Quantifying the interpretation overhead of Python

Abstract

• Quantitative overhead analysis for the Python interpreter based on sampling. • Overhead decomposition from both opcode and project composition perspectives. • Investigation on the specific performance-affecting issues of the interpreter. • Suggestions for future efficiency optimization work. While Python has become increasingly popular for its convenience, it is also criticized for its suboptimal performance. To figure out what burdens the interpreter of Python and provide insights into possible optimizations, we conduct this empirical study on CPython's performance via sampling-based profiling. This sampling-based approach incurs a low runtime overhead and does not require any modification of the interpreter and the application code, thus providing convincing experimental results.

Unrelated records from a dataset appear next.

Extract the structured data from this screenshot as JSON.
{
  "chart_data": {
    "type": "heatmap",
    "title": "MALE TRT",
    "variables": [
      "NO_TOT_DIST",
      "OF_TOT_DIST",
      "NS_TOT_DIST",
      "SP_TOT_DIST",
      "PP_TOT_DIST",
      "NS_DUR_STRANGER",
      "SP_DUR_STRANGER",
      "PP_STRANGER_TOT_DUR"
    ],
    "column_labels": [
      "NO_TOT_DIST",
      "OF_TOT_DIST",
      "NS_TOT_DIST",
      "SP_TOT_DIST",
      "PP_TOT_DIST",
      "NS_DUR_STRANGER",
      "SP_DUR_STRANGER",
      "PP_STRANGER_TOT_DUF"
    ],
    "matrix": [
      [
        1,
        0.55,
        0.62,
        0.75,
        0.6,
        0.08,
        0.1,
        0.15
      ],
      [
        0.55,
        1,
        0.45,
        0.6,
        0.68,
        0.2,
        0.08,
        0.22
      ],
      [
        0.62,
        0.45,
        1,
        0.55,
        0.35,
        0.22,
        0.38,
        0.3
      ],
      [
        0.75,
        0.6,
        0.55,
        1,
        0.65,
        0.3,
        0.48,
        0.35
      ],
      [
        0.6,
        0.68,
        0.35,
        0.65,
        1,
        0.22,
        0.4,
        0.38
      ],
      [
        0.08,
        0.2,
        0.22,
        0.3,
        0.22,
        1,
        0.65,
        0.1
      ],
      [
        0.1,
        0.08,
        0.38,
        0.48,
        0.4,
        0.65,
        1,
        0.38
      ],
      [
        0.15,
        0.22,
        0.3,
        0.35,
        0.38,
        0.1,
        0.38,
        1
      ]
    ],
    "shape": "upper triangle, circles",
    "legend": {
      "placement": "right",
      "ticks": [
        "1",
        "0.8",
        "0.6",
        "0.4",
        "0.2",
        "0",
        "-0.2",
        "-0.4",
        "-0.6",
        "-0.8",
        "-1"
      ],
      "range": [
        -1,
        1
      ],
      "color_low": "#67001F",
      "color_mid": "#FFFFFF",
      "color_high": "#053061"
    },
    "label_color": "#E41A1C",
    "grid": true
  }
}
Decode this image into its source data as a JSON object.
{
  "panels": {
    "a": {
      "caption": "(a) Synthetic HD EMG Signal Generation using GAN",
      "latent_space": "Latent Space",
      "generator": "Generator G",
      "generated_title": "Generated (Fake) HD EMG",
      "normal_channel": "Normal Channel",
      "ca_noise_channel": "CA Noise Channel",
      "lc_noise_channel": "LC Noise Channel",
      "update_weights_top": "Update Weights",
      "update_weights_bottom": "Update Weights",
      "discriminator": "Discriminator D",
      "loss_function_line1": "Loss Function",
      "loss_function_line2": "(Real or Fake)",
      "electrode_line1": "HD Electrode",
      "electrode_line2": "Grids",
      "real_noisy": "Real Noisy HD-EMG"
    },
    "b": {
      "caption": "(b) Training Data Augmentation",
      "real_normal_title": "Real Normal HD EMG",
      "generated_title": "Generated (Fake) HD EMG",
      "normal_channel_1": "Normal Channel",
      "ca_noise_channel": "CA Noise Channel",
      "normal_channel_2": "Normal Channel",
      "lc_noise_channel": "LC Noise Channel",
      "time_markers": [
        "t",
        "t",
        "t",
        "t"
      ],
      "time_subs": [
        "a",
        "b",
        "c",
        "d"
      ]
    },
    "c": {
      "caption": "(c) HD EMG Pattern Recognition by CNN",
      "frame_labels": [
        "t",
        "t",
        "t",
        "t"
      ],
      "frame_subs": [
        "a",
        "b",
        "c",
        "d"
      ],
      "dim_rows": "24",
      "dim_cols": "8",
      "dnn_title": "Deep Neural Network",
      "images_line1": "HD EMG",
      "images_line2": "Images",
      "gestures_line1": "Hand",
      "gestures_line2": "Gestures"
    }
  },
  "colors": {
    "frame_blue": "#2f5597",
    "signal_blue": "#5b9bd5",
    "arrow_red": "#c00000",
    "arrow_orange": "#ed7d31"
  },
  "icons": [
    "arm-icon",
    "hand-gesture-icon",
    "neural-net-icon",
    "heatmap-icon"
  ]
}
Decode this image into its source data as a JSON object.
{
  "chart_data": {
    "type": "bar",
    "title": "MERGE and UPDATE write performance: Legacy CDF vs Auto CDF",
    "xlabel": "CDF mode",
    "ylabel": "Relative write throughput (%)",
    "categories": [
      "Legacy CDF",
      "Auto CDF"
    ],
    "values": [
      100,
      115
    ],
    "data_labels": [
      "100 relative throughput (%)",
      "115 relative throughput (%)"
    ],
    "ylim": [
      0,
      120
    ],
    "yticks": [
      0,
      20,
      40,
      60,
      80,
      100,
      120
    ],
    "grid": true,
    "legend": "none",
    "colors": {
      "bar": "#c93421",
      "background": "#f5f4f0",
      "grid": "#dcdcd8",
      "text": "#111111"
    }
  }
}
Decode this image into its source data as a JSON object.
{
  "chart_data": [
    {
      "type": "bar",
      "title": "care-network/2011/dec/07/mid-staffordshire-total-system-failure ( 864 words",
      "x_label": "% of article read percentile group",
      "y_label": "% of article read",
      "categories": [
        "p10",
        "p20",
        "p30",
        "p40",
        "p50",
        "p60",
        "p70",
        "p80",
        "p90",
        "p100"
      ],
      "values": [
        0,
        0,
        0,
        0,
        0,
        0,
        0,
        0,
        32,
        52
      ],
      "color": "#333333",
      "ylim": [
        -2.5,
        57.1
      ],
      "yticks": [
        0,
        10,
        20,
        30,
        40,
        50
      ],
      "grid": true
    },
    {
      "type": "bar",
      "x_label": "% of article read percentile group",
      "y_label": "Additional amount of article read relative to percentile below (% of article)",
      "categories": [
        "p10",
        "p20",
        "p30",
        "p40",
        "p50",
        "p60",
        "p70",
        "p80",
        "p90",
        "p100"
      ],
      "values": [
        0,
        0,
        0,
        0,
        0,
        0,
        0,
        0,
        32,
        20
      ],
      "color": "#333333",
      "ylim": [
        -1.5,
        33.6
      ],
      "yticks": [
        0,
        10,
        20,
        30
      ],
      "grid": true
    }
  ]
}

Specifically, we use 48 benchmarks from the pyperformance project to analyze the runtime overhead of the interpreter. We compare the usage of different opcodes and decompose the overhead at various granularities (e.g., files, functions, and statements). It turns out that most parts contribute a small portion of the overhead, and the promising improvements lie in the minority, such as name access opcodes and reference counting functions. Furthermore, we pay attention to four specific performance-affecting issues: name access, dynamic typing, garbage collection, and opcode dispatch. The issue study reveals several promising optimization techniques, such as register-based virtual machine architecture and tracing-based garbage collection, as well as a few fruitless optimization points, such as operator overloading and dispatch.